Vela Diagnostics, founded in 2011, offers tests based on PCR and next-generation sequencing technologies. Early in 2015, the firm was subject to judicial management, a legal process similar to Chapter 11 bankruptcy, but rather than going out of business and liquidating its assets, a company under judicial management continues to operate under court supervision.
In August 2015, Vela Diagnostics and Luye Group signed an investment and collaboration agreement aimed at combining the benefits of diagnostics and drug development. Vela said in a statement at the time that the new investment would enable it to continue to invest in its PCR and NGS workflow innovations.
The firm's Sentosa HIV genotyping assay requires 730 microliters of a patient's plasma. Vela integrates its system for interpretation with drug resistance databases from Stanford University, REGA Institute at Katholieke Universiteit Leuven in Belgium, and the French National Agency for AIDS Research (ANRS), which consist of records of approved HIV drugs and associated gene mutations.
The turnaround time for the test is about 2.5 work days from sample to result, assuming an 8-hour work day, Vela said. The test requires 3.5 hours of hands-on time for loading samples, reagents, and consumables on the SX101 automated pipetting system; cleaning and setup for PCR processing on the ST401i instrument for sequencing template preparation and template enrichment; initializing the SQ301 sequencer; and loading the sequencing chip, Lee said.
In a collaborative study at the Ramathibodi Hospital Mahidol in Thailand, the system detected 33,439 drug-resistant mutations in 3,330 samples over 8 months. The samples consisted of reverse transcriptase, protease, and integrase proteins coded by the HIV DNA Polymerase gene.
In the study the system demonstrated clinical sensitivity of greater than 98 percent, and clinical specificity of greater than 99 percent, though these numbers will be finalized after the firm receives the CE mark, Lee said.
In a European clinical trial involving about 150 samples and performed in preparation for obtaining the CE mark, Vela used the TruGene HIV-1 Genotyping Kit and Sanger sequencing to compare results, he added.

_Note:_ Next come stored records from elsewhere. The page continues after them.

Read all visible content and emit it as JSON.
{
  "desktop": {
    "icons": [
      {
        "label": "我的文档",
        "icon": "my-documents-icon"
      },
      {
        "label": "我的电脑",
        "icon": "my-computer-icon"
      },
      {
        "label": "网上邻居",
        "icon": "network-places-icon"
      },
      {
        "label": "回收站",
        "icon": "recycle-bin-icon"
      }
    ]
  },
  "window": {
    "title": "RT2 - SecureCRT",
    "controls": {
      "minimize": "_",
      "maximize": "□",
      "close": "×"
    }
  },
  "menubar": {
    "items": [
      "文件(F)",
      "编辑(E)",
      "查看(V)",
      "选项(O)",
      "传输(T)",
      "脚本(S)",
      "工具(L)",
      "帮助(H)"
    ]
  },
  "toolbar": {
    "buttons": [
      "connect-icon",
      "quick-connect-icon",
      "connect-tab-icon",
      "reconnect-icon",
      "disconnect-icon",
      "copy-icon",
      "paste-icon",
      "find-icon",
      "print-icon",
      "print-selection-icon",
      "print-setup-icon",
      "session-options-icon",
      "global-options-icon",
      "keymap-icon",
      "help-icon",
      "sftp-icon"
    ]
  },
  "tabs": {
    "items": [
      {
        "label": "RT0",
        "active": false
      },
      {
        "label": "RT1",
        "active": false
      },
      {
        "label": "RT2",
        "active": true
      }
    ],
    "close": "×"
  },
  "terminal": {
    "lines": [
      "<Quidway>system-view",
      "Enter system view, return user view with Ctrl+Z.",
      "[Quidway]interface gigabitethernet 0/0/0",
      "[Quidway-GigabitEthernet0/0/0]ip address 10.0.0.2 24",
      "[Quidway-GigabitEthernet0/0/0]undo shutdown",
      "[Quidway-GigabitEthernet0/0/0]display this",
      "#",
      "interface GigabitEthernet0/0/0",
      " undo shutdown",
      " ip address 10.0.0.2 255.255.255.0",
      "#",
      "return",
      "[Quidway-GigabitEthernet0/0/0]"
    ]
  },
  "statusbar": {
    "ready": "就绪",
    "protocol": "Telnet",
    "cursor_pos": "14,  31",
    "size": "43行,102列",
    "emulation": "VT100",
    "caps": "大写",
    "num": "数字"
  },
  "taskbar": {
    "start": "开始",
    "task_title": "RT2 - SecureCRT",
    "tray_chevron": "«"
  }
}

Both NGS and traditional Sanger sequencing can be used to perform HIV drug-resistance testing, and both approaches are complementary, said Hyrax's Wright, adding that a potential advantage of NGS is that the quantity of data produced by the sequencing machines allows many HIV DNA samples to be analyzed concurrently, providing a large-scale workflow for drug-resistance testing.
"At the other end of the size spectrum, NGS is also rapidly becoming a portable technology, which will allow drug-resistance testing to be done at the point of care," Wright said, adding that there's a strong downward trend in cost for both Sanger and NGS.
Lee said that the price of the HIV drug-resistance test using Vela's technology will reflect the reimbursement landscape within the region or country in which it's being offered.